[Top][All Lists]
[Date Prev][Date Next][Thread Prev][Thread Next][Date Index][Thread Index]
Re: Subject header matching--once again
From: |
Mark D. Baushke |
Subject: |
Re: Subject header matching--once again |
Date: |
Sun, 02 Mar 2003 12:46:47 -0800 |
Andrew J. Gray <address@hidden> writes:
> > In the meantime the existing Subject match code should be fixed to reflect
> > the agreement reached a year back, see my first mail in this thread:
> > http://mail.gnu.org/pipermail/help-gnats/2002-November/003185.html
> >
> > A patch follows that includes an update to the documentation. The
> > feature is mentioned a couple of times in passing in 'Keeping
> > Track'. I think it deserves a (sub)section of its own and have
> > inserted one called 'Following up via direct email' in the 'Editing
> > existing Problem Reports' section of 'The GNATS User Tools' chapter.
> > I have also corrected a couple of minor errors that I ran across.
>
> Thanks for that patch, I am sorry it has taken me so long to get to
> it.
>
> > The regular expression used for matching the Subject line appears in
> > the code as
> >
> > \\<(PR[ \t#/]?|([-A-Za-z0-9_+.]+)/)([0-9]+)
> >
> > whereas the documentation has
> >
> > \<(PR[ \t#/]?|[-\w+.]+/)[0-9]+
> >
> > I couldn't get the GNU match-word-constituent operator (\w) to work inside
> > the bracket expression and am uncertain as to whether it is allowed there.
> > Perl has it. The parentheses which are in the code, but missing from the
> > manual, do not affect the matching; they are there only to capture Category
> > and Number.
>
> As I understand it the match-word-constituent operator (\w) is not
> meant to work inside matching lists. I am looking at the "info"
> documentation included with the regex 0.12 (available from
> http://ftp.gnu.org/pub/gnu/regex/regex-0.12.tar.gz). In the "List
> Operators" node it says most characters lose any special meaning
> inside a list.
>
> I think the closest equivalent that works in a list is the alnum
> character class. Using this the regular expression would become:
>
> \\<(PR[ \t#/]?|([-[:alnum:]_+.]+)/)([0-9]+)
>
> Do you think this is a satisfactory replacement for \w?

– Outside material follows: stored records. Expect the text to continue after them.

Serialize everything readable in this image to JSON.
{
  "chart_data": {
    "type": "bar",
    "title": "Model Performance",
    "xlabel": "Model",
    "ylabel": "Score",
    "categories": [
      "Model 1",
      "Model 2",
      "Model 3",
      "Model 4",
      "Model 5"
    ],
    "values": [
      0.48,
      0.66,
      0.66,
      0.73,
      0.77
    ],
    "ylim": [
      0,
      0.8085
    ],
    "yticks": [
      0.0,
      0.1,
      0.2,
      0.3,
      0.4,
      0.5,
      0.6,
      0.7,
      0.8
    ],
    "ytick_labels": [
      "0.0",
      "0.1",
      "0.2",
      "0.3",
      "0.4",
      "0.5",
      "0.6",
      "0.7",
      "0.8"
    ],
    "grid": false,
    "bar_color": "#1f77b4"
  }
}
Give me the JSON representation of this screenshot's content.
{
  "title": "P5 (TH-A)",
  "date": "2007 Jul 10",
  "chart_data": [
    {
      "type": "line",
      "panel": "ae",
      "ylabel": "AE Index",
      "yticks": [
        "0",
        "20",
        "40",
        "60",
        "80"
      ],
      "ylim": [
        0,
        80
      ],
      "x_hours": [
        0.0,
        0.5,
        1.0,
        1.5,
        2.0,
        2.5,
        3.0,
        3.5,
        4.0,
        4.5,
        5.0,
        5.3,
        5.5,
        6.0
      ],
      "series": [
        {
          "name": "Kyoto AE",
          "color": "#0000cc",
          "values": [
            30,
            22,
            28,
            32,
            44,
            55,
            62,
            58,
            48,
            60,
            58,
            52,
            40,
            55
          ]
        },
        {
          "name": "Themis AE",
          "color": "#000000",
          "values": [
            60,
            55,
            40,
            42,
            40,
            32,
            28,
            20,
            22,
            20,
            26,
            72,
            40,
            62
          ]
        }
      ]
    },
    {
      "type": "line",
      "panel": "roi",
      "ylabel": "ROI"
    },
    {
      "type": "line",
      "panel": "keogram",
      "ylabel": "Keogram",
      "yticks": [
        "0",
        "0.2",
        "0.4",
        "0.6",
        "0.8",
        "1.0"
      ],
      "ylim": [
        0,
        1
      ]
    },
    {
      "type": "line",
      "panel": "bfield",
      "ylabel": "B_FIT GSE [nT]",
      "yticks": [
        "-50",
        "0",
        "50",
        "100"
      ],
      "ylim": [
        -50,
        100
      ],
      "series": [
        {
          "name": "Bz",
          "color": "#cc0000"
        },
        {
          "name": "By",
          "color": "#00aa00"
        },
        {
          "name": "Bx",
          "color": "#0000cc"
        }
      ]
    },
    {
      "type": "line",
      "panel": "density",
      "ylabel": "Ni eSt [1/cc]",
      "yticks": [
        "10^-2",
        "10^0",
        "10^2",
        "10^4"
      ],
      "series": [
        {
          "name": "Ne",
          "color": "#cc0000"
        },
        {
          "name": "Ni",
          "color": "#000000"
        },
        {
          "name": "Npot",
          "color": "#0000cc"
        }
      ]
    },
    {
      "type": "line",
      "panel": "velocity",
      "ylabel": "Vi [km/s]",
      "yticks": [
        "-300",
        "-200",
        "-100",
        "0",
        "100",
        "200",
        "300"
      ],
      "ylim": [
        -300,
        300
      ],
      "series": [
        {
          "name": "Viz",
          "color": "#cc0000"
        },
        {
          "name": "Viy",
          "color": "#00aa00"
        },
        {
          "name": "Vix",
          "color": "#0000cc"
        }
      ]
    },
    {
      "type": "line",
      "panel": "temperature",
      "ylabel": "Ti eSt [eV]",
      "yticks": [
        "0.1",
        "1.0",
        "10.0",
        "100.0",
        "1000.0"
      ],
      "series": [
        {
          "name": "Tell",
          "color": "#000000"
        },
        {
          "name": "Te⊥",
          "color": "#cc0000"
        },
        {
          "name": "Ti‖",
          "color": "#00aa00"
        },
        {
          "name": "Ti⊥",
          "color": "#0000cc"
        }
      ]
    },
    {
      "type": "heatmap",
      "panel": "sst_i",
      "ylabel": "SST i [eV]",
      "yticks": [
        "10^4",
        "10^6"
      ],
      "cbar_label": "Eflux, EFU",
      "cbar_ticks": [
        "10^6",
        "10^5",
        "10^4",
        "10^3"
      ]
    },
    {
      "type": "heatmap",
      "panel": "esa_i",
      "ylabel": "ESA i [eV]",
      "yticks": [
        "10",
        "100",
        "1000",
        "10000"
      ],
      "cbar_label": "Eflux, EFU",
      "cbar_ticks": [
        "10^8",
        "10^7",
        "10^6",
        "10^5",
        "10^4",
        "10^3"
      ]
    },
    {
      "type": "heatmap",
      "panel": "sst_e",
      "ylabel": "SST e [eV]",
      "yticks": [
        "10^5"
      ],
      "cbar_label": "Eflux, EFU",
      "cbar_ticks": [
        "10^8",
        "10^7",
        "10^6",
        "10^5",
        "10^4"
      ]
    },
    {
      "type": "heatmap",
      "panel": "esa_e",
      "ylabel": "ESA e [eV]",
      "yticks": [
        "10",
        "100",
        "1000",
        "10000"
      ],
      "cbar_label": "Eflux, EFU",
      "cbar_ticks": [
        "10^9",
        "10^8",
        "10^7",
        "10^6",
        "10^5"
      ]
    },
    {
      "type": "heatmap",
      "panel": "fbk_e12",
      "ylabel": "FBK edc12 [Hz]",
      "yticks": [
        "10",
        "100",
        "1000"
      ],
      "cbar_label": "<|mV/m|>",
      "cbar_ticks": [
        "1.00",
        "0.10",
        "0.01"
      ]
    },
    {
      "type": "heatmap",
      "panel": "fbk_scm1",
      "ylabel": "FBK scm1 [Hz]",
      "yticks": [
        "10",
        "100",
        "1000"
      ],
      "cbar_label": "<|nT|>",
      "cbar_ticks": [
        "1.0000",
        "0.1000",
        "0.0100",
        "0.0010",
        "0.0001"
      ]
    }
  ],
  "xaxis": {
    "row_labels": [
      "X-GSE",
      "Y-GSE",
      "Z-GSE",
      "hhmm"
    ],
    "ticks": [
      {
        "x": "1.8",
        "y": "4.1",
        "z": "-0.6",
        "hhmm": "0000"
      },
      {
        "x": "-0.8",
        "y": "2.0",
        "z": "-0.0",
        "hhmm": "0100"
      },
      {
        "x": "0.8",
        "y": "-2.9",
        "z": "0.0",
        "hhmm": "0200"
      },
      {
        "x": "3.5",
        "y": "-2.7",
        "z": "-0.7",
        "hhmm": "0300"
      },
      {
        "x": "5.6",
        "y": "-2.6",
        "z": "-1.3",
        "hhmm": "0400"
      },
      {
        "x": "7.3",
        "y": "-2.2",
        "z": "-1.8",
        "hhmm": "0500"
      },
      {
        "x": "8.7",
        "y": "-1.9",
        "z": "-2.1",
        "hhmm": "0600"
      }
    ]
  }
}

\w is the same as [:alnum:]_ and does not really have "-" in the list,
but doesn't have or "." or "+" in it. That said, using
([-:[:alnum:]_+.]+) in the above would seem to match a category name
properly.
> > I haven't aligned the regular expression syntax with the rest of
> > GNATS as suggested by Milan. This is a non-issue as long as the
> > regular expression is hard-coded and not exposed for users to
> > modify. The regex searching is also case sensitive now.
>
> OK.
>
> > The patch is in production use in the GNATS installation that I am
> > responsible for. I hope it can make it into GNATS 4.0-beta2?
>
> Sorry that the patch missed the beta 2. Once we have decided whether
> or not to use the alnum character class I will commit the patch.
>
> --
> Andrew J. Gray
Enjoy!
-- Mark